According to the Wikipedia definition, "the Voice User Interface (VUI) enables human interaction with computers through a voice/speech platform to initiate automated processes or services. VUI is the interface of any speech application."
Thanks to machine learnig, big data, cloud and artificial intelligence we have managed to communicate with "computers" through the most natural way of communication of the human being: speech.
One of the most important steps in our pipeline is to test the VUI because is the frontend of our Alexa Skill.
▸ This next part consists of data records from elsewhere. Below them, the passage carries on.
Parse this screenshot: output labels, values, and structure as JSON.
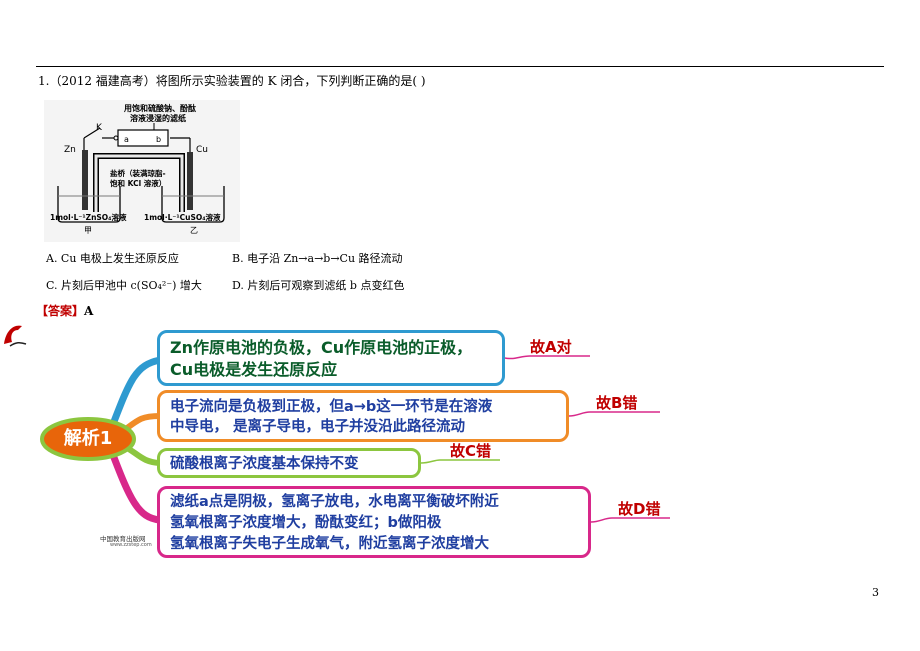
{
  "question": {
    "text": "1.（2012 福建高考）将图所示实验装置的 K 闭合，下列判断正确的是(        )"
  },
  "figure": {
    "paper_label_line1": "用饱和硫酸钠、酚酞",
    "paper_label_line2": "溶液浸湿的滤纸",
    "k_label": "K",
    "a_label": "a",
    "b_label": "b",
    "zn_label": "Zn",
    "cu_label": "Cu",
    "salt_bridge_line1": "盐桥（装满琼脂-",
    "salt_bridge_line2": "饱和 KCl 溶液）",
    "left_solution": "1mol·L⁻¹ZnSO₄溶液",
    "right_solution": "1mol·L⁻¹CuSO₄溶液",
    "left_name": "甲",
    "right_name": "乙"
  },
  "options": {
    "a": "A. Cu 电极上发生还原反应",
    "b": "B. 电子沿 Zn→a→b→Cu 路径流动",
    "c": "C. 片刻后甲池中 c(SO₄²⁻) 增大",
    "d": "D. 片刻后可观察到滤纸 b 点变红色"
  },
  "answer": {
    "label": "【答案】",
    "value": "A"
  },
  "mindmap": {
    "center": "解析1",
    "box1": {
      "line1": "Zn作原电池的负极，Cu作原电池的正极，",
      "line2": "Cu电极是发生还原反应"
    },
    "box2": {
      "line1": "电子流向是负极到正极，但a→b这一环节是在溶液",
      "line2": "中导电， 是离子导电，电子并没沿此路径流动"
    },
    "box3": {
      "line1": "硫酸根离子浓度基本保持不变"
    },
    "box4": {
      "line1": "滤纸a点是阴极，氢离子放电，水电离平衡破坏附近",
      "line2": "氢氧根离子浓度增大，酚酞变红；b做阳极",
      "line3": "氢氧根离子失电子生成氧气，附近氢离子浓度增大"
    },
    "verdict_a": "故A对",
    "verdict_b": "故B错",
    "verdict_c": "故C错",
    "verdict_d": "故D错",
    "logo_text": "中国教育出版网",
    "logo_url": "www.zzstep.com",
    "colors": {
      "blue": "#2e9ad0",
      "orange": "#f08c28",
      "green": "#8cc63f",
      "magenta": "#d8288a",
      "verdict": "#c00000"
    }
  },
  "page_number": "3"
}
These tests are automated in the continuous integration system (CircleCI) and are executed in each new version of the software.
Here you have the technologies used in this project
- ASK CLI - Install and configure ASK CLI
- CircleCI Account - Sign up here
- Node.js v10.x
- Visual Studio Code
The Alexa Skills Kit Command Line Interface (ASK CLI) is a tool for you to manage your Alexa skills and related resources, such as AWS Lambda functions. With ASK CLI, you have access to the Skill Management API, which allows you to manage Alexa skills programmatically from the command line. We will use this powerful tool to test our Voice User Interface. Let's start!
The ASK CLI is included in the Docker image we are using so it is not necessary to install anything else.
In this step of the pipeline we are going to develop some tests written in bash using the ASK CLI.
These tests are the following:
Once we have uploaded the Alexa Skill in the deploy
job, it is time to know if the interaction model we have uploaded has conflicts.
To know the conflicts, we will use the ASK CLI command:
- For ask cli v1:
ask api get-conflicts -s ${skill_id} -l ${locale}
- For ask cli v2:
ask smapi get-conflicts-for-interaction-model -s ${skill_id} -l ${locale} -g development --vers ~current
Those commands are integrated in the bash script file test/vui-test/interaction_model_checker.sh
.
Here you can find the full bash script:
#!/bin/bash
skill_id=$1
cli_version=$2
echo "######### Checking Conflicts #########"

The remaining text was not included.